Women’s Paris Fashion Report from 1921
This 1920s women’s fashion report is written by Mary Brush Williams for the Ladies Home Journal.
Her name is on every lip and her gowns are on almost every fashionable woman of Paris.
Vionnet ! It’s such a pretty name to say. “I am going to get one of her dresses”, I one day remarked idly.
The french woman to whom I spoke laughed. ” She knows you, does she, and your grandmother? At least you have some special influence? If not, you don’t get into her shop”
I remember Madame Vionnet as the house that didn’t admit buyers, but did not think realize that she excluded potential customers too.” You have lately come into a fortune?” The Frenchwoman displayed the irony which is the gift of her people.
Yes, Vionnet caters only to the rich, but in spite of herself she appears to be setting the mode for this spring.
You can tell one of her creations by its rigid plainness and the skill with which she uses points.
Her skirts look as if a series of handkerchiefs had been caught in the center and sewed somewhere around the latitude of the knees.
That would be all the garnishment you would see on one of her dresses. Straight lines, no trimmings, that’s Vionnet. As for the materials, the crepe de chines seems to have it, falling in soft heavy lines with cashmere’s and homespun’s in the foreground for dress suits and coats.
A good many years have passed since I first heard of Paul Poiret. I used to think it was a perfume, then a color. When I at last found out that that this was the name of a man, and he one of the greatest designers of costumes for women – well, at least I thought I knew what he looked like. By the time I reached Paris, he was the tailor for the French army, having joined as a common soldier.The Rue Saint Honore is perhaps the most historic street in Paris, down which the victims of the Revolution headed for the guillotine. Now blossoming with chic modern clothes and millinery shops. There is one in particular which sells perfume in wonderful little bottles with tiny red sashes, invented by Paul Poiret. The shop is run by the man. Another store is the home of soft cushions, and it too is a Poiret creation. His dress making house has a garden, where people come to dance.A fairyland amid high trees, where women in willowy robes floated with their partners to the strains of music. I cannot keep my eyes of Poiret. A small man enveloped in isolation, an onlooker, like many great artists.He began, it seems as a delivery boy in an umbrella factory. I believe he is going to have huge influence in the coming decade of the 1920s. The designer of the most ethereal of dresses. They say that of all the big designers, he is the true artist. Instead of pinning material on models, he sketches them. His big innovation,fur collars that rise a woman’s shoulders to a graceful arc is divine.

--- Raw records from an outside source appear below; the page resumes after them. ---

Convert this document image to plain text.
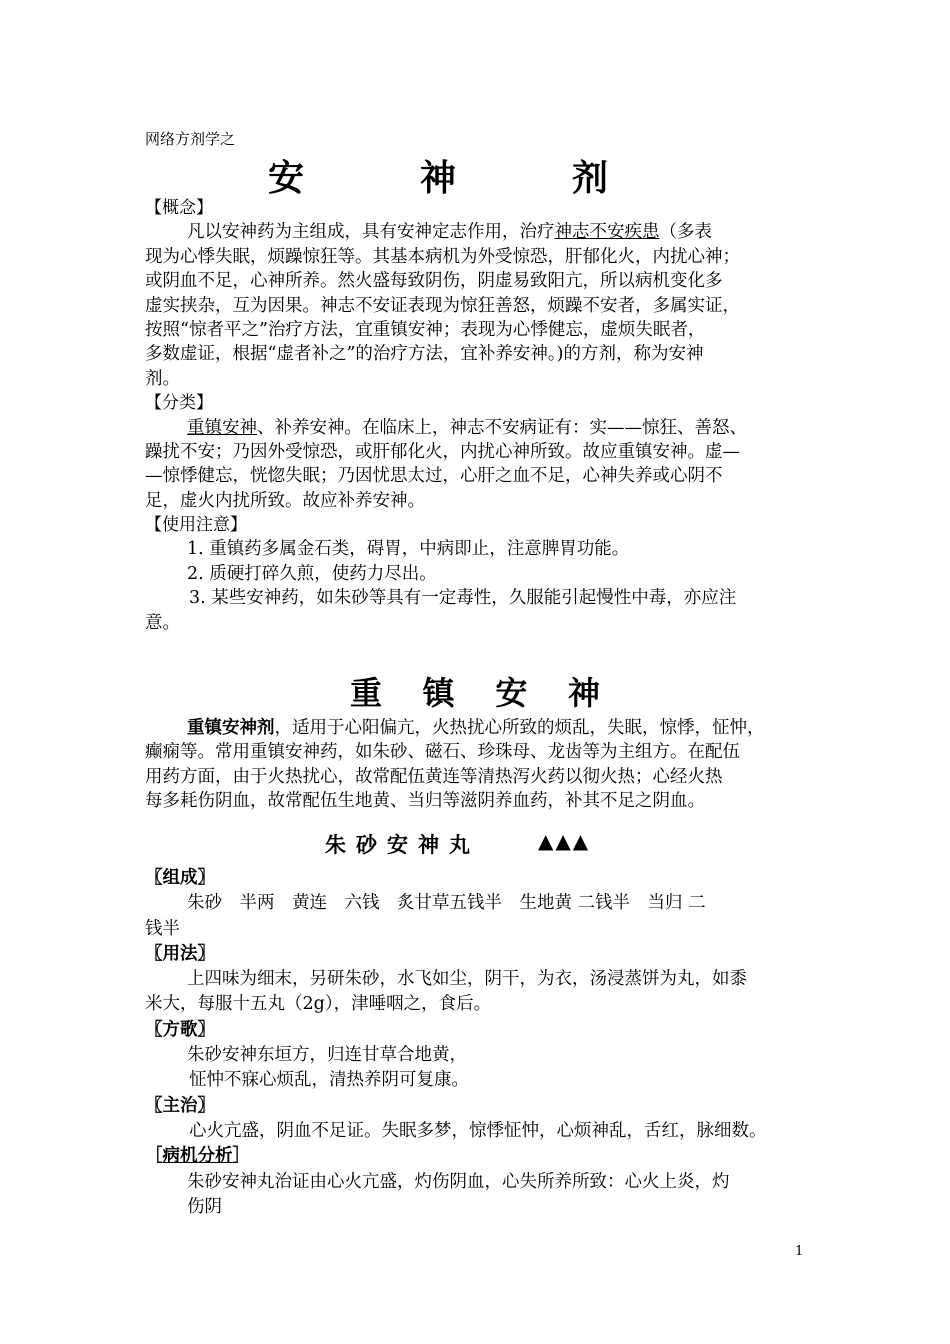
网络方剂学之
安	神	剂
【概念】
凡以安神药为主组成，具有安神定志作用，治疗神志不安疾患（多表
现为心悸失眠，烦躁惊狂等。其基本病机为外受惊恐，肝郁化火，内扰心神；
或阴血不足，心神所养。然火盛每致阴伤，阴虚易致阳亢，所以病机变化多
虚实挟杂，互为因果。神志不安证表现为惊狂善怒，烦躁不安者，多属实证，
按照“惊者平之”治疗方法，宜重镇安神；表现为心悸健忘，虚烦失眠者，
多数虚证，根据“虚者补之”的治疗方法，宜补养安神。)的方剂，称为安神
剂。
【分类】
重镇安神、补养安神。在临床上，神志不安病证有：实——惊狂、善怒、
躁扰不安；乃因外受惊恐，或肝郁化火，内扰心神所致。故应重镇安神。虚—
—惊悸健忘，恍惚失眠；乃因忧思太过，心肝之血不足，心神失养或心阴不
足，虚火内扰所致。故应补养安神。
【使用注意】
1. 重镇药多属金石类，碍胃，中病即止，注意脾胃功能。
2. 质硬打碎久煎，使药力尽出。
3. 某些安神药，如朱砂等具有一定毒性，久服能引起慢性中毒，亦应注
意。
重 镇 安 神
重镇安神剂，适用于心阳偏亢，火热扰心所致的烦乱，失眠，惊悸，怔忡，
癫痫等。常用重镇安神药，如朱砂、磁石、珍珠母、龙齿等为主组方。在配伍
用药方面，由于火热扰心，故常配伍黄连等清热泻火药以彻火热；心经火热
每多耗伤阴血，故常配伍生地黄、当归等滋阴养血药，补其不足之阴血。
朱砂安神丸	▲▲▲
〖组成〗
朱砂　半两　黄连　六钱　炙甘草五钱半　生地黄 二钱半　当归 二
钱半
〖用法〗
上四味为细末，另研朱砂，水飞如尘，阴干，为衣，汤浸蒸饼为丸，如黍
米大，每服十五丸（2g），津唾咽之，食后。
〖方歌〗
朱砂安神东垣方，归连甘草合地黄，
怔忡不寐心烦乱，清热养阴可复康。
〖主治〗
心火亢盛，阴血不足证。失眠多梦，惊悸怔忡，心烦神乱，舌红，脉细数。
［病机分析］
朱砂安神丸治证由心火亢盛，灼伤阴血，心失所养所致：心火上炎，灼
伤阴
1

All the designers bow to the great fabric manufacturing plant of Rodiers. A family company, they design their looms as well. When I asked one of them where they got their designs, she replied “Ah Madame ” a sunbeam slants across a mountain and there is the light and the shadow, and the tint of the new morning !”
In Paris, these masters of art in turn receive visits four times a year from the dictators of fashion design. They wend their way to Rodiers as pilgrims to a shrine. Madame Jeanne Paquin roles up in a limo, the Tawney haired Coco Chanel comes down to keep her appointment.Monsieur Worth sends in his card and waits his turn. For on fabrics, their fate all depends.